Traditional systems based on predicate logic are monotonic . Here number of statements known to be true increases with time. New statements are added and new theorems are proved, but the previously known statements never become invalid.
In monotonic systems there is no need to check for in consistencies between new statements and the old knowledge. When a proof is made , the basis of the proof need not be remembered, since the old statements never disappear. But monotonic systems are not good in real problem domains where the information is incomplete, situations change and new assumptions are generated while solving new problems.
Non monotonic reasoning is based on default reasoning or “most probabilistic choice”. S is assumed to be true as long as there is no evidence to the contrary. For example when we visit a friend’s home, we buy biscuits for the children . because we believe that most children like biscuits. In this case we do not have information to the contrary. A computational description of default reasoning must relate the lack of information on X to conclude on Y.

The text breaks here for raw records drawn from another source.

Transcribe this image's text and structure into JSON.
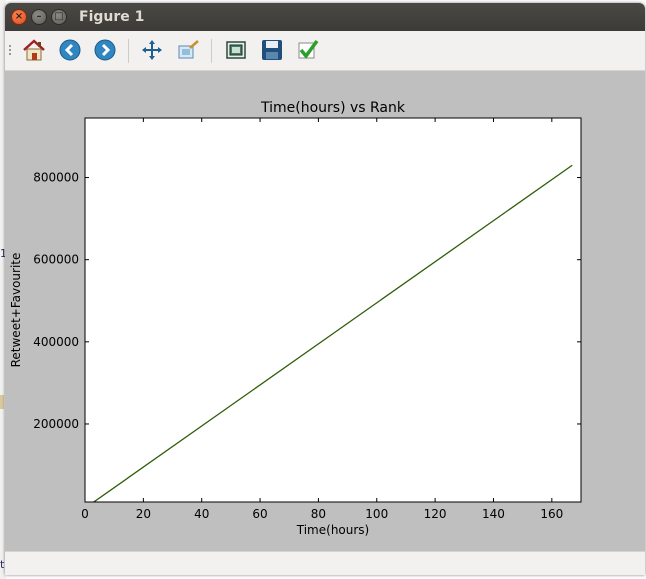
{
  "window": {
    "title": "Figure 1",
    "controls": [
      "close-icon",
      "minimize-icon",
      "maximize-icon"
    ]
  },
  "toolbar": {
    "items": [
      {
        "name": "home-icon",
        "tooltip": ""
      },
      {
        "name": "back-icon",
        "tooltip": ""
      },
      {
        "name": "forward-icon",
        "tooltip": ""
      },
      {
        "name": "pan-icon",
        "tooltip": ""
      },
      {
        "name": "zoom-icon",
        "tooltip": ""
      },
      {
        "name": "configure-subplots-icon",
        "tooltip": ""
      },
      {
        "name": "save-icon",
        "tooltip": ""
      },
      {
        "name": "edit-parameters-icon",
        "tooltip": ""
      }
    ]
  },
  "background_app": {
    "edge_char_1": "1",
    "edge_char_2": "t"
  },
  "chart_data": {
    "type": "line",
    "title": "Time(hours) vs Rank",
    "xlabel": "Time(hours)",
    "ylabel": "Retweet+Favourite",
    "xlim": [
      0,
      170
    ],
    "ylim": [
      10000,
      945000
    ],
    "xticks": [
      0,
      20,
      40,
      60,
      80,
      100,
      120,
      140,
      160
    ],
    "yticks": [
      200000,
      400000,
      600000,
      800000
    ],
    "grid": false,
    "series": [
      {
        "color": "#2e5d0a",
        "x": [
          1,
          167
        ],
        "y": [
          0,
          830000
        ]
      }
    ]
  },
  "colors": {
    "canvas_bg": "#bfbfbf",
    "axes_bg": "#ffffff",
    "line": "#2e5d0a",
    "titlebar": "#3c3b37",
    "toolbar": "#f2f1f0"
  }
}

Default reasoning ( or most probabilistic choice) is defined as follows:
Definition 1 : If X is not known, then conclude Y.
Definition 2 : If X can not be proved, then conclude Y.
Definition 3: If X can not be proved in some allocated amount of time then conclude Y.
It is to be noted that the above reasoning process lies outside the realm of logic. It conclude on Y if X can not be proved, but never bothers to find whether X can be proved or not. Hence the default reasoning systems can not be characterized formally. Even if one succeeds in gaining complete information at the moment, the validity of the information may not be for ever, since it is a
changing world. What appears to be true now, may be so at a later time ( in a non monotonic system).
One way to solve the problem of a changing world to delete statements when they are no longer accurate, and replace them by more accurate statements. This leads to a non monotonic system in which statements can be deleted as well as added to the knowledge base. When a statement is deleted, other related statements may also have to be deleted. Non monotonic reasoning systems may be necessary due to any of the following reasons.
- The presence of incomplete inforamtio0n requires default reasoning.
- A changing world must be described by a changing database.
- Generating a complete solution to a problem may require temporary
assumptions about partial solutions.
Non monotonic system are harder to deal with than monotonic systems. This is because when a statement is deleted as “ no more valid”, other related statements have to be backtracked and they should be either deleted or new proofs have to be found for them. This is called dependency directed backtracking (DDB). In order to propagate the current changes into the database, the statements on which a particular proof depends, should also be stored along with the proof. Thus non – monotonic systems require more storage space as well as more processing time than monotonic systems.